La jovencita en frente de él no hacía más que verlo con ojos enormes, si quiera pestañeaba. ¿Qué carajos le ocurría? ¿Le había comido la lengua el maldito ratón?
— ¿No habla? — Le preguntó, la paciencia no era una virtud de la que él gozara, y para ese punto, la poca que tenía, empezaba a perderla — ¡Esto es insólito! ¿Es que tiene agallas para burlar la seguridad de este edificio para no tiene boca para responder?

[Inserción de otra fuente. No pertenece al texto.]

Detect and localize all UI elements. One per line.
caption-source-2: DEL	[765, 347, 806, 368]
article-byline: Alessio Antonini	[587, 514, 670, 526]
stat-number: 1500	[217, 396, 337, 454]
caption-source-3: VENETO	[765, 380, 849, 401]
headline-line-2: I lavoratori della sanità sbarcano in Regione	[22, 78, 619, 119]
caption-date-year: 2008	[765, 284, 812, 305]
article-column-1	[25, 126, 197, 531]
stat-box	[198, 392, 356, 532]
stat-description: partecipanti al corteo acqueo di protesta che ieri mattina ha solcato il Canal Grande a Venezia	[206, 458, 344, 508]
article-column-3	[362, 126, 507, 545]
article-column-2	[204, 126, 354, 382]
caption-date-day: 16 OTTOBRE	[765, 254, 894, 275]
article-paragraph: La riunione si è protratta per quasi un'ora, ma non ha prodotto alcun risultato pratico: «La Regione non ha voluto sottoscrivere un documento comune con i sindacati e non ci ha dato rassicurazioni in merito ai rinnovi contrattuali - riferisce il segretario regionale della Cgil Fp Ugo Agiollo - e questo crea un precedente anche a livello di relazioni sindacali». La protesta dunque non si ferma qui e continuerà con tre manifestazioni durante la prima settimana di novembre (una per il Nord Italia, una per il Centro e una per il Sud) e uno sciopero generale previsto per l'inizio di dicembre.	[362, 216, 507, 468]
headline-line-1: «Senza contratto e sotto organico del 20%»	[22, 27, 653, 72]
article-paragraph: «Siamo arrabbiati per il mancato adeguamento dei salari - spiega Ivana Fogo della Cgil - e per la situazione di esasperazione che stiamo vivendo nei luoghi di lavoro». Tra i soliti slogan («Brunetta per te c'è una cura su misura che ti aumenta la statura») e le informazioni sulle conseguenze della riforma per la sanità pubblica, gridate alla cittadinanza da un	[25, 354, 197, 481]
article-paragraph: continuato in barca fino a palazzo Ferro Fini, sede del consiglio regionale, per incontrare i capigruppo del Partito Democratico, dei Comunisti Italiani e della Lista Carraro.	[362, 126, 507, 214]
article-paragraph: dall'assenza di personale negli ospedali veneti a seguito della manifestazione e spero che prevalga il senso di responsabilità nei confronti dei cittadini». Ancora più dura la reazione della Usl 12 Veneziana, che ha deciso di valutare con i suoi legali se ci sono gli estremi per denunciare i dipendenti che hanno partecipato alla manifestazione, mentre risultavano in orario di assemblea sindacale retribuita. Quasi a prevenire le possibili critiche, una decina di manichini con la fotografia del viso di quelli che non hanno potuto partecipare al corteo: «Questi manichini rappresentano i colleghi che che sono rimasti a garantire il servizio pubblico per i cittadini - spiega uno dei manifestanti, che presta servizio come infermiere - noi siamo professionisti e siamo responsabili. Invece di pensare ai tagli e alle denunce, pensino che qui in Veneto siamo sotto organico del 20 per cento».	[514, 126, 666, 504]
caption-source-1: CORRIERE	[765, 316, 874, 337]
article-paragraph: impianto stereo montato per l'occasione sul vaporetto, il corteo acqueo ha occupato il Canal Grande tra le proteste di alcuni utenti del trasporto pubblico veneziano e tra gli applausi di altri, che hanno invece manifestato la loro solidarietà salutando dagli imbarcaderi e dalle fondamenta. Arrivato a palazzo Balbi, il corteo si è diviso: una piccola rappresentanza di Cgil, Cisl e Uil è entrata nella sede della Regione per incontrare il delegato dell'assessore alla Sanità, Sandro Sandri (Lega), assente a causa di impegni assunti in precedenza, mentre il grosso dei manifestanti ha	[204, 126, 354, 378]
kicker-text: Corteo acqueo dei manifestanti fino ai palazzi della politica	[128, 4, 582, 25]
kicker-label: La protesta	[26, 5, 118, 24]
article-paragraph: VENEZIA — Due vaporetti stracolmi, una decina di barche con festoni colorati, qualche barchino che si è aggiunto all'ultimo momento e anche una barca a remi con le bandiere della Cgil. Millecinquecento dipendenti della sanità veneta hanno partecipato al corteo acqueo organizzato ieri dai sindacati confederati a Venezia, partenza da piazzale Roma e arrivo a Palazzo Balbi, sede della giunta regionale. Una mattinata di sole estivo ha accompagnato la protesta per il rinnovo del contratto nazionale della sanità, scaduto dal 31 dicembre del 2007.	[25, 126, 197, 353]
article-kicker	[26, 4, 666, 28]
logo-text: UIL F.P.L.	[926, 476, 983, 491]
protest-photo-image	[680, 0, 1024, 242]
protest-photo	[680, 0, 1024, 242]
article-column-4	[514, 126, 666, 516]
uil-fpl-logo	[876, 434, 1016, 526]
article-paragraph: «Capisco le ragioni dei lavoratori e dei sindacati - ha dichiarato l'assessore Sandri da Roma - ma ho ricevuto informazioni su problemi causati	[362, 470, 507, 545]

— Yo, yo estoy… — sus labios titiritaron sin poder evitarlo, pues para conseguir dar con esa dirección tuvo que haber atravesado el diluvio que caía en esos primeros días de invierno.
— ¿Usted qué? ¡Hable de una buena vez! — presionó, ¿Por qué titubeaba? ¿Tenía problemas para comunicarse? — ¡Agh! ¿Sabe qué? ¡Suficiente! ¡Olivia, llama a seguridad y que saquen a esta muda de aquí pero en seguida…! ¿Qué haces todavía allí parada?
La joven secretaria asintió dándose la vuelta, y es que lidiar con el carácter del italiano durante aquellos últimos meses del año la habían convertido en campeona de medalla de oro, pues el resto del personal, casi sin excepciones, estaba considerando renunciar.
— Yo… estoy esperando un hijo suyo — escucharon todos los que estaban presentes en aquella oficina, palideciendo, congelándose cada uno en su sitio.
Emilio casi perdió la compostura, el aire… ¡La vida!
Pero… ¡Que carajos!
— ¿Qué dijiste? — preguntó automáticamente, rodeando el escritorio, enfrentándola.
La muchacha lo observó acercarse, no, miró a cuatro de él, perpleja, mareada, el mundo de repente empezó a darle vueltas.
— He dicho… que estoy esperando un hijo suyo — sentenció, y sin más, se desplomó sin saber que los brazos de aquel hombre la capturarían en el aire.
Luca y Emilio se miraron el uno al otro para asegurarse de que habían escuchado lo mismo, y en efecto… ¡lo habían hecho!
Un hijo… Dios, ¡¿un hijo?!
Quedó atónito y confundido, pues aquello no debía ser otra cosa más que un ridículo chiste de mal gusto, por supuesto que sí.